As for socialization, some of my fondest memories in college are of Super Smash Bros. tournaments in friends’ dorm rooms. My closest friends now are people I’ve bonded with over video games. I work in the video games industry (surprise!) and have done extensive research on video game players and communities; many people meet lifelong friends, partners, and spouses through gaming communities.

Julliet Oh, I’m not saying ban it but you should have the choice not to live with it or not. When someone stays up reading all night or with music in their ears it’s quiet. Video games, even with headsets, are not quiet. I think televisions on all night would be a problem between roommates (the glow of the light).

Agreed… there may be some positive benefits of gaming (friends) but living with it in a small space is pretty awful for the non-gamer. Nobody is saying people shouldn’t game. Just live with others who want to live like that.

Gaming has become such lifestyle, that does impact others, that I think it’s time to consider that when deciding who rooms with whom.

@Empireapple… It’s called being considerate. My son’s roommates (junior and third roommate), all knew and approved him bringing up the gaming system up and until this year it was in a common area or living room /den of the apartment. Only this year it’s actually in his bedroom.

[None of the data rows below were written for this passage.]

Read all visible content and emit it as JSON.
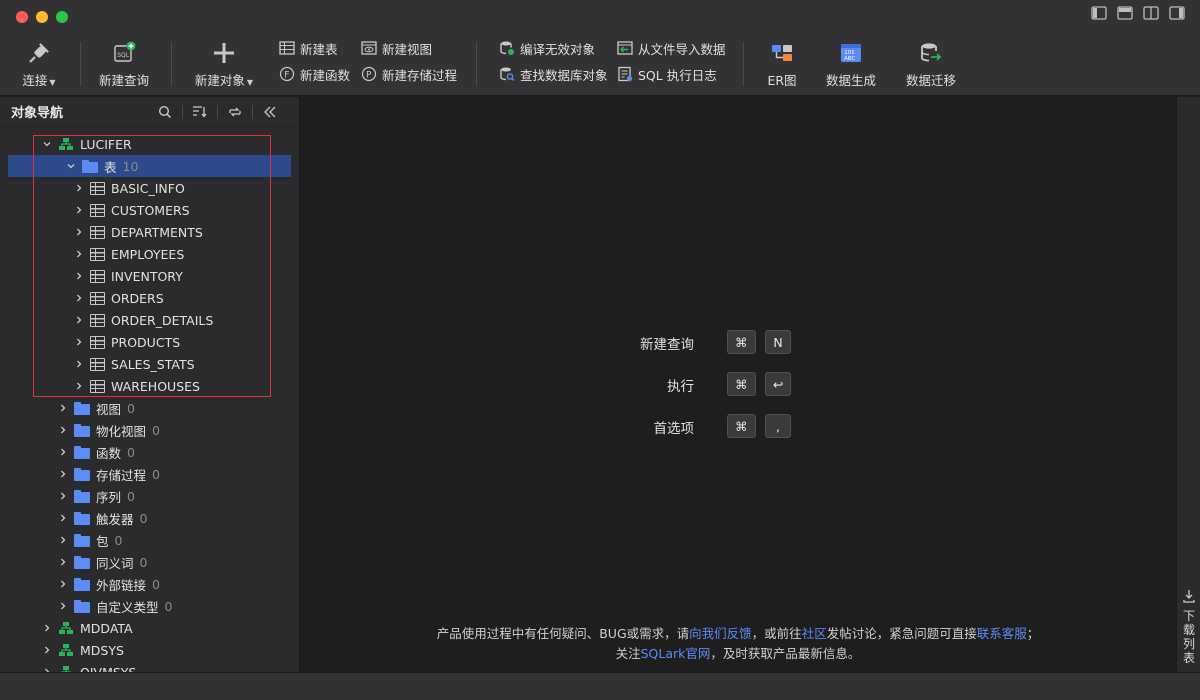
{
  "toolbar": {
    "connect": "连接",
    "new_query": "新建查询",
    "new_object": "新建对象",
    "new_table": "新建表",
    "new_view": "新建视图",
    "new_function": "新建函数",
    "new_procedure": "新建存储过程",
    "compile_invalid": "编译无效对象",
    "find_objects": "查找数据库对象",
    "import_from_file": "从文件导入数据",
    "sql_log": "SQL 执行日志",
    "er_diagram": "ER图",
    "data_generation": "数据生成",
    "data_migration": "数据迁移"
  },
  "sidebar": {
    "title": "对象导航",
    "schema": "LUCIFER",
    "tables_folder": {
      "label": "表",
      "count": "10"
    },
    "tables": [
      "BASIC_INFO",
      "CUSTOMERS",
      "DEPARTMENTS",
      "EMPLOYEES",
      "INVENTORY",
      "ORDERS",
      "ORDER_DETAILS",
      "PRODUCTS",
      "SALES_STATS",
      "WAREHOUSES"
    ],
    "folders": [
      {
        "label": "视图",
        "count": "0"
      },
      {
        "label": "物化视图",
        "count": "0"
      },
      {
        "label": "函数",
        "count": "0"
      },
      {
        "label": "存储过程",
        "count": "0"
      },
      {
        "label": "序列",
        "count": "0"
      },
      {
        "label": "触发器",
        "count": "0"
      },
      {
        "label": "包",
        "count": "0"
      },
      {
        "label": "同义词",
        "count": "0"
      },
      {
        "label": "外部链接",
        "count": "0"
      },
      {
        "label": "自定义类型",
        "count": "0"
      }
    ],
    "other_schemas": [
      "MDDATA",
      "MDSYS",
      "OJVMSYS"
    ]
  },
  "shortcuts": [
    {
      "label": "新建查询",
      "keys": [
        "⌘",
        "N"
      ]
    },
    {
      "label": "执行",
      "keys": [
        "⌘",
        "↩"
      ]
    },
    {
      "label": "首选项",
      "keys": [
        "⌘",
        ","
      ]
    }
  ],
  "footer": {
    "line1_a": "产品使用过程中有任何疑问、BUG或需求，请",
    "link_feedback": "向我们反馈",
    "line1_b": "，或前往",
    "link_community": "社区",
    "line1_c": "发帖讨论，紧急问题可直接",
    "link_support": "联系客服",
    "line1_d": "；",
    "line2_a": "关注",
    "link_site": "SQLark官网",
    "line2_b": "，及时获取产品最新信息。"
  },
  "rightbar": {
    "download_list": [
      "下",
      "载",
      "列",
      "表"
    ]
  }
}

Funny thing is he would wear his headset for gaming and his roommate would wear his headset for listening to music while studying/ relaxing so neither roommates activity bothers the other. Plus my son enjoys more sports gaming like football and baseball (just won some world series tournament… Lol) so he can do that without sound. With sports gaming he doesn’t have the sound on loud at all. Not all gaming is loud. He is heavily involved in the augmented reality /mixed reality world also in school and again don’t need sound for that. When he needs to talk to people loudly he arranges an appropriate time to do so.

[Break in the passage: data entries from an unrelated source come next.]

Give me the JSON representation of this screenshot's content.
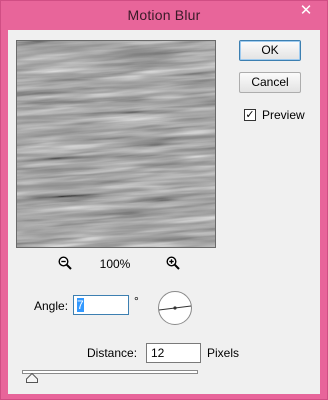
{
  "dialog": {
    "title": "Motion Blur",
    "close_glyph": "✕"
  },
  "buttons": {
    "ok_label": "OK",
    "cancel_label": "Cancel"
  },
  "preview": {
    "checkbox_label": "Preview",
    "checked": true,
    "check_glyph": "✓",
    "zoom_level": "100%",
    "zoom_out_icon": "zoom-out-icon",
    "zoom_in_icon": "zoom-in-icon"
  },
  "angle": {
    "label": "Angle:",
    "value": "7",
    "unit": "°"
  },
  "distance": {
    "label": "Distance:",
    "value": "12",
    "unit": "Pixels"
  },
  "colors": {
    "titlebar": "#e8659a",
    "client": "#f0f0f0",
    "selection": "#3399ff"
  }
}
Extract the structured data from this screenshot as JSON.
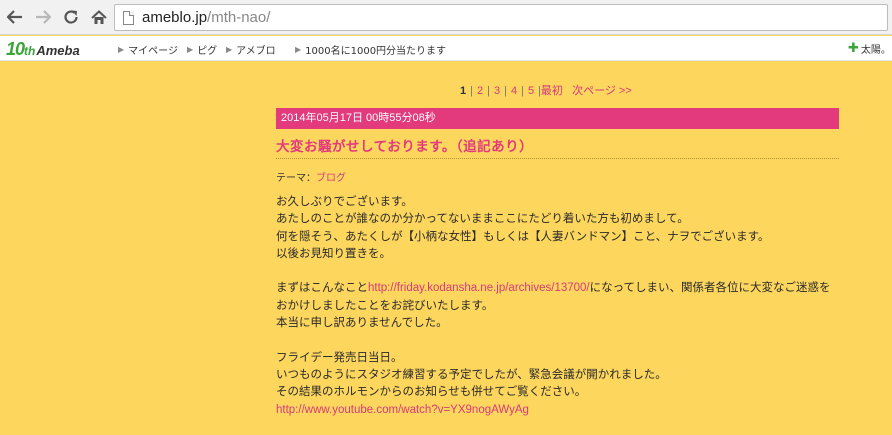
{
  "browser": {
    "url_domain": "ameblo.jp",
    "url_path": "/mth-nao/"
  },
  "ameba_bar": {
    "logo_num": "10",
    "logo_suffix": "th",
    "logo_name": "Ameba",
    "menu": [
      "マイページ",
      "ピグ",
      "アメブロ",
      "1000名に1000円分当たります"
    ],
    "user_name": "太陽。"
  },
  "pager": {
    "current": "1",
    "pages": [
      "2",
      "3",
      "4",
      "5"
    ],
    "last_label": "最初",
    "next_label": "次ページ >>"
  },
  "entry": {
    "date": "2014年05月17日 00時55分08秒",
    "title": "大変お騒がせしております。（追記あり）",
    "theme_label": "テーマ：",
    "theme_link": "ブログ",
    "line1": "お久しぶりでございます。",
    "line2": "あたしのことが誰なのか分かってないままここにたどり着いた方も初めまして。",
    "line3": "何を隠そう、あたくしが【小柄な女性】もしくは【人妻バンドマン】こと、ナヲでございます。",
    "line4": "以後お見知り置きを。",
    "line5_pre": "まずはこんなこと",
    "line5_link": "http://friday.kodansha.ne.jp/archives/13700/",
    "line5_post": "になってしまい、関係者各位に大変なご迷惑を",
    "line6": "おかけしましたことをお詫びいたします。",
    "line7": "本当に申し訳ありませんでした。",
    "line8": "フライデー発売日当日。",
    "line9": "いつものようにスタジオ練習する予定でしたが、緊急会議が開かれました。",
    "line10": "その結果のホルモンからのお知らせも併せてご覧ください。",
    "line11_link": "http://www.youtube.com/watch?v=YX9nogAWyAg"
  }
}
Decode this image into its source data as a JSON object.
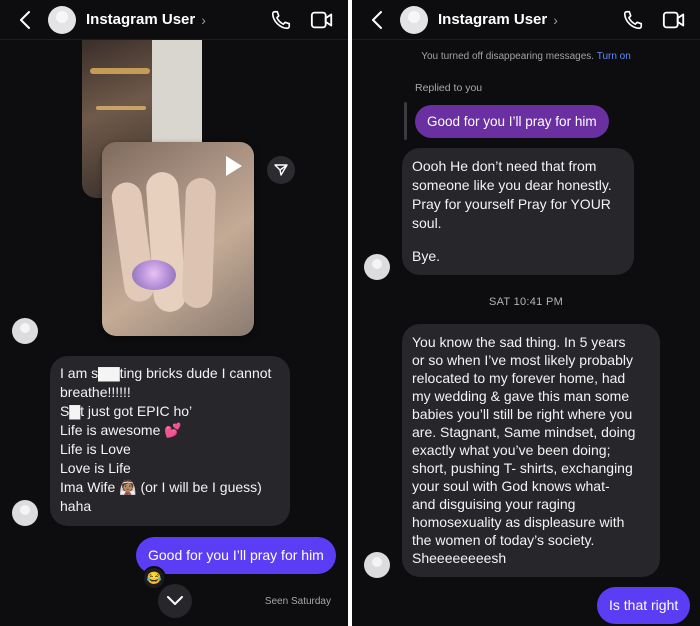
{
  "left": {
    "header": {
      "name": "Instagram User",
      "chevron": "›"
    },
    "received_message": {
      "lines": [
        "I am s▇▇ting bricks dude I cannot",
        "breathe!!!!!!",
        "S▇t just got EPIC ho’",
        "Life is awesome 💕",
        "Life is Love",
        "Love is Life",
        "Ima Wife 👰🏽 (or I will be I guess)",
        "haha"
      ]
    },
    "sent_message": "Good for you I’ll pray for him",
    "reaction_emoji": "😂",
    "seen_text": "Seen Saturday"
  },
  "right": {
    "header": {
      "name": "Instagram User",
      "chevron": "›"
    },
    "system_note": {
      "text": "You turned off disappearing messages.",
      "link": "Turn on"
    },
    "replied_label": "Replied to you",
    "replied_quote": "Good for you I’ll pray for him",
    "msg1": {
      "lines": [
        "Oooh He don’t need that from",
        "someone like you dear honestly.",
        "Pray for yourself Pray for YOUR",
        "soul."
      ],
      "tail": "Bye."
    },
    "timestamp": "SAT 10:41 PM",
    "msg2": {
      "lines": [
        "You know the sad thing. In 5 years",
        "or so when I’ve most likely probably",
        "relocated to my forever home, had",
        "my wedding & gave this man some",
        "babies you’ll still be right where you",
        "are. Stagnant, Same mindset, doing",
        "exactly what you’ve been doing;",
        "short, pushing T- shirts, exchanging",
        "your soul with God knows what-",
        "and disguising your raging",
        "homosexuality as displeasure with",
        "the women of today’s society.",
        "Sheeeeeeeesh"
      ]
    },
    "sent_message": "Is that right"
  },
  "icons": {
    "back": "chevron-left-icon",
    "call": "phone-icon",
    "video": "video-camera-icon",
    "share": "send-icon",
    "play": "play-icon",
    "scroll": "chevron-down-icon"
  },
  "colors": {
    "background": "#0d0d0f",
    "incoming_bubble": "#26262b",
    "outgoing_bubble": "#5b3df5",
    "reply_bubble": "#6a2fa0",
    "link": "#5b8cff"
  }
}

I think it would just be easier to have the choice not to live with gaming. We find that even with the headset there is a certain amount of excitement that makes noise as well as the manipulation of the remote. So many gamers stay up all night. Honestly, its obnoxious.

Yes! It would be great to have it in the common area. As I said, my son was in a built-up triple. Imagine that with constant gaming going on. My son was a peach about it and practically lived in the lounge. It should have been the other way around.